Sunday, April 13, 2014

     I had a bit of a temporary relapse recently, in my emotional & mental health.  I spent last week in a psychiatric ward.  I signed myself in, voluntarily, to try to save myself from my own self-destruction.  I am far too sensitive for this world, sometimes.
     It was not an easy experience.  When I arrived, at the emergency room, I was asked why I was seeking medical treatment.  I was scared and paranoid, and could not answer "in front of all these people, looking at me".  So, I wrote "psychiatric reasons", on an index card, and gave it to the woman, working at the check-in desk.
     Within a few minutes, I was called into the ER.  I asked to bring my husband in, with me, but I was told to come in alone, to "get settled in".  They brought me into a room, with only a stretcher, that had leather handcuffs, ankle cuffs, and lots of straps.  It also had a camera, near the ceiling, and a mirror near the ceiling...no chairs, no TV, nothing else.  I saw the straps on the bed and panicked.  "You're not going to tie me down, are you?", I cried.  The nurse said no, and said that they had no other beds available. "I want a chair", I said.  They brought me a chair, and told me to remove most of my clothing, and put 2 johnnies on.  They could see me changing my clothes, through the window, in the locked, heavy door, and through the camera.
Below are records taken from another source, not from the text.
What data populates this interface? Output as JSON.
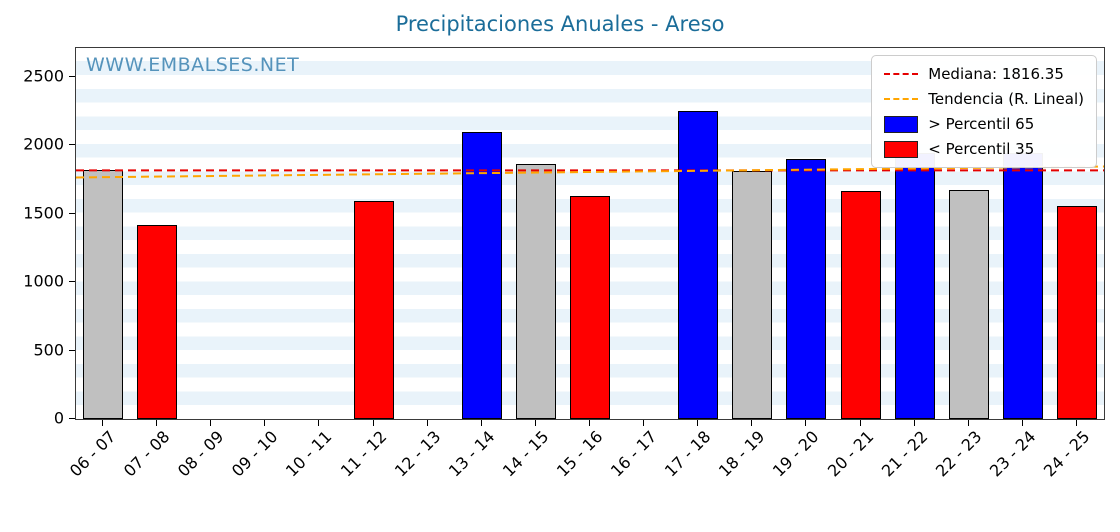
{
  "title": "Precipitaciones Anuales - Areso",
  "watermark": "WWW.EMBALSES.NET",
  "legend": {
    "median": "Mediana: 1816.35",
    "trend": "Tendencia (R. Lineal)",
    "above": "> Percentil 65",
    "below": "< Percentil 35"
  },
  "colors": {
    "above": "#0000ff",
    "below": "#ff0000",
    "mid": "#c0c0c0",
    "median_line": "#e50000",
    "trend_line": "#ffa500",
    "title": "#1b6d99",
    "watermark": "#5593bb",
    "band": "#e9f3fa",
    "bar_edge": "#000000"
  },
  "chart_data": {
    "type": "bar",
    "title": "Precipitaciones Anuales - Areso",
    "categories": [
      "06 - 07",
      "07 - 08",
      "08 - 09",
      "09 - 10",
      "10 - 11",
      "11 - 12",
      "12 - 13",
      "13 - 14",
      "14 - 15",
      "15 - 16",
      "16 - 17",
      "17 - 18",
      "18 - 19",
      "19 - 20",
      "20 - 21",
      "21 - 22",
      "22 - 23",
      "23 - 24",
      "24 - 25"
    ],
    "values": [
      1820,
      1420,
      null,
      null,
      null,
      1590,
      null,
      2100,
      1865,
      1630,
      null,
      2250,
      1810,
      1900,
      1665,
      1945,
      1670,
      1945,
      1560
    ],
    "bar_classes": [
      "mid",
      "below",
      null,
      null,
      null,
      "below",
      null,
      "above",
      "mid",
      "below",
      null,
      "above",
      "mid",
      "above",
      "below",
      "above",
      "mid",
      "above",
      "below"
    ],
    "median": 1816.35,
    "trend_line": {
      "start_value": 1765,
      "end_value": 1845
    },
    "ylim": [
      0,
      2711
    ],
    "yticks": [
      0,
      500,
      1000,
      1500,
      2000,
      2500
    ],
    "xlabel": "",
    "ylabel": "",
    "grid": true,
    "legend_position": "upper right"
  }
}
I was scarily, aware of this.
    When they came back, they took all of my clothes and belongings away, and searched them.  They took me to the bathroom, and insisted that I pee into a cup, to drug & alcohol test me.  When they took me backed to the locked room, they also insisted on drawing my blood.  I wouldn't let them take my blood, until my husband was allowed in the room with me.
    I complained about the room, saying it was scaring me, and complained about all the people "staring" at me, and the camera "spying" on me.
    A few hours later, an even more psychotic man arrived in the ER, and they needed my room, and gave me a regular room, with a regular stretcher, a chair, a TV, etc, and a bit of my fear left me.
     I was asked extensive questions..."Why are you here?"  "Do you want to hurt yourself, or anyone else?"  "Did you have an actual plan to harm yourself?"  "What type of health problems do you have?"  "What medications are you on?", etc, etc.
   After several hours, I was told that there were no beds on any psychiatric units available, that I would have to spend the night in the ER, until a bed was found in a hospital.
   I was transported about 24 hours later, by ambulance, to a psychiatric ward, at a different hospital.